Normal was, after a few weeks of hard work and recovery, he put on the swimming performance of his life.
And his swimming earned him All-State honors in both races. It’s not too common to excel at two different strokes, and McHugh admits training was tough. That’s what makes his achievement so special.
“Honestly, it was different because the fly is my better stroke, but I placed better in the 500 free,” McHugh said. “It’s tough, it’s up there. If you ask me my opinion, I would say 200 free but 500 free is a close second. I think it’s hard because it’s the longest sprint. The 500 free, you have to pace yourself, so it’s a little easier.
“It was really hard training for both because you have to have a practice that focuses on both. It’s very difficult. It was pretty difficult mixing both into practice. Honestly, I just did the practice my coach wrote, I mixed and matched. And it ended up working out.”
It was a great way for McHugh to finish his high school swimming career. And while he’ll continue to swim at Lower Moreland with his club team, his days in the water are coming to an end.
Instead of swimming in college, McHugh plans on enlisting in the Air Force after graduation. It will be tough to give up the sport he has spent his entire life competing in, but he’s also looking forward to the future.
“As of late last year, I was going to go to a four-year college, but my sister’s boyfriend talked to me about an aviation career,” McHugh said. “I’m looking forward to it, and getting into air traffic controlling. After I graduate, I have to take a test and from there, it could be six months to a year before I go.
“I didn’t know much about it but what really got me was it’s a very hands-on job, and the air crafts are amazing. It’s a pretty well-paying job, and honestly, the money doesn’t matter, I just want a good career. But it’s good money.”

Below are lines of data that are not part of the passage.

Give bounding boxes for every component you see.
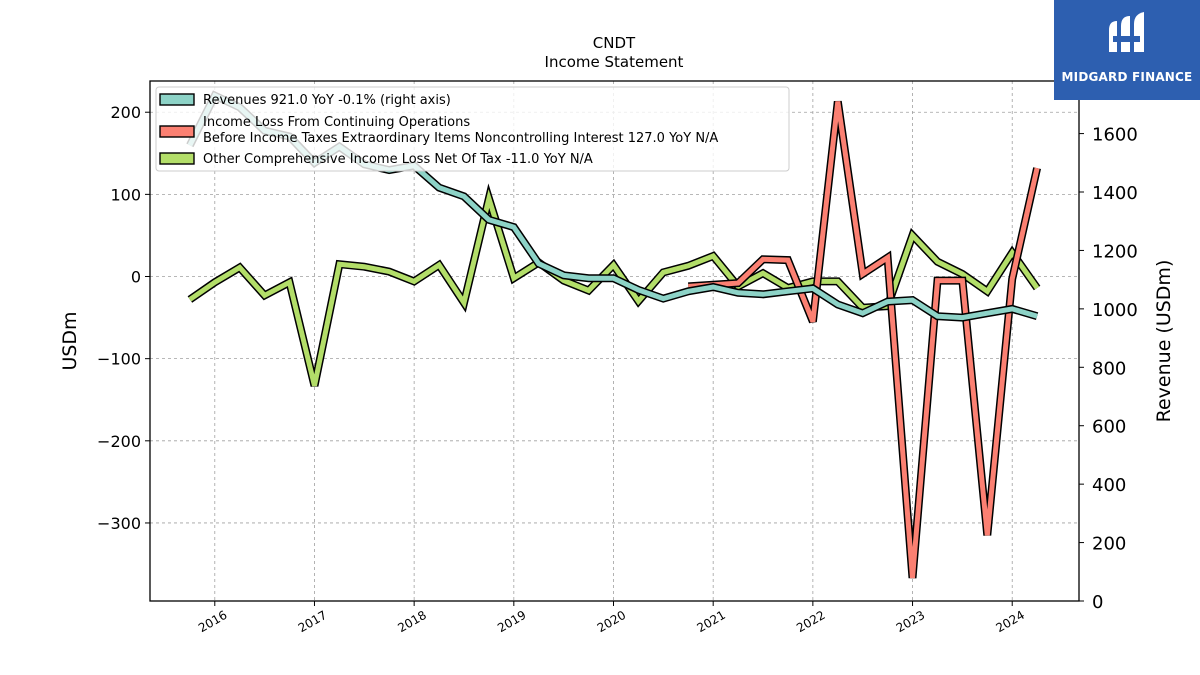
y-tick-label: 200 [110, 103, 141, 122]
y2-tick-label: 0 [1092, 592, 1103, 613]
left-axis-label: USDm [59, 311, 81, 370]
pretax-income-line [688, 101, 1040, 579]
y-tick-label: −100 [97, 350, 141, 369]
legend-swatch-revenues [159, 93, 195, 106]
midgard-logo-icon [1109, 12, 1144, 52]
y-tick-label: −300 [97, 514, 141, 533]
y-tick-label: 0 [131, 268, 141, 287]
y2-tick-label: 800 [1092, 358, 1126, 379]
y2-tick-label: 1600 [1092, 125, 1138, 146]
legend-swatch-pretax-income [159, 125, 195, 138]
legend-box [155, 86, 790, 172]
brand-logo: MIDGARD FINANCE [1054, 0, 1200, 100]
chart-subtitle: Income Statement [545, 53, 684, 71]
legend-label-pretax-income-line2: Before Income Taxes Extraordinary Items … [203, 131, 718, 146]
legend-label-pretax-income-line1: Income Loss From Continuing Operations [203, 115, 470, 130]
chart-title: CNDT [593, 34, 636, 52]
brand-name: MIDGARD FINANCE [1061, 70, 1193, 84]
axes [145, 80, 1084, 606]
y2-tick-label: 600 [1092, 417, 1126, 438]
y2-tick-label: 1400 [1092, 183, 1138, 204]
oci-line [188, 189, 1040, 387]
legend-label-revenues: Revenues 921.0 YoY -0.1% (right axis) [203, 93, 451, 108]
y2-tick-label: 1000 [1092, 300, 1138, 321]
y2-tick-label: 200 [1092, 534, 1126, 555]
y2-tick-label: 1200 [1092, 241, 1138, 262]
legend: Revenues 921.0 YoY -0.1% (right axis) In… [155, 86, 790, 172]
legend-swatch-oci [159, 152, 195, 165]
right-axis-label: Revenue (USDm) [1153, 260, 1175, 423]
y2-tick-label: 400 [1092, 475, 1126, 496]
legend-label-oci: Other Comprehensive Income Loss Net Of T… [203, 152, 593, 167]
y-tick-label: 100 [110, 185, 141, 204]
y-tick-label: −200 [97, 432, 141, 451]
plot-frame [149, 80, 1080, 602]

This isn’t the first time his sisters had a hand in grooming him for the future.
Both of his older sisters were standout swimmers at Little Flower, and whenever little brother needed help, they were there. Now, he’s joined them as standout swimmers.
“They were so big in helping me, my whole family was,” McHugh said. “My sisters have impacted me a whole bunch throughout my swimming career. They helped me to prepare. My mom came up with me, they couldn’t, but they always helped me. It’s so cool, I know they both made states and it’s kind of nice to join that club. All three of us made states. It was pretty cool.”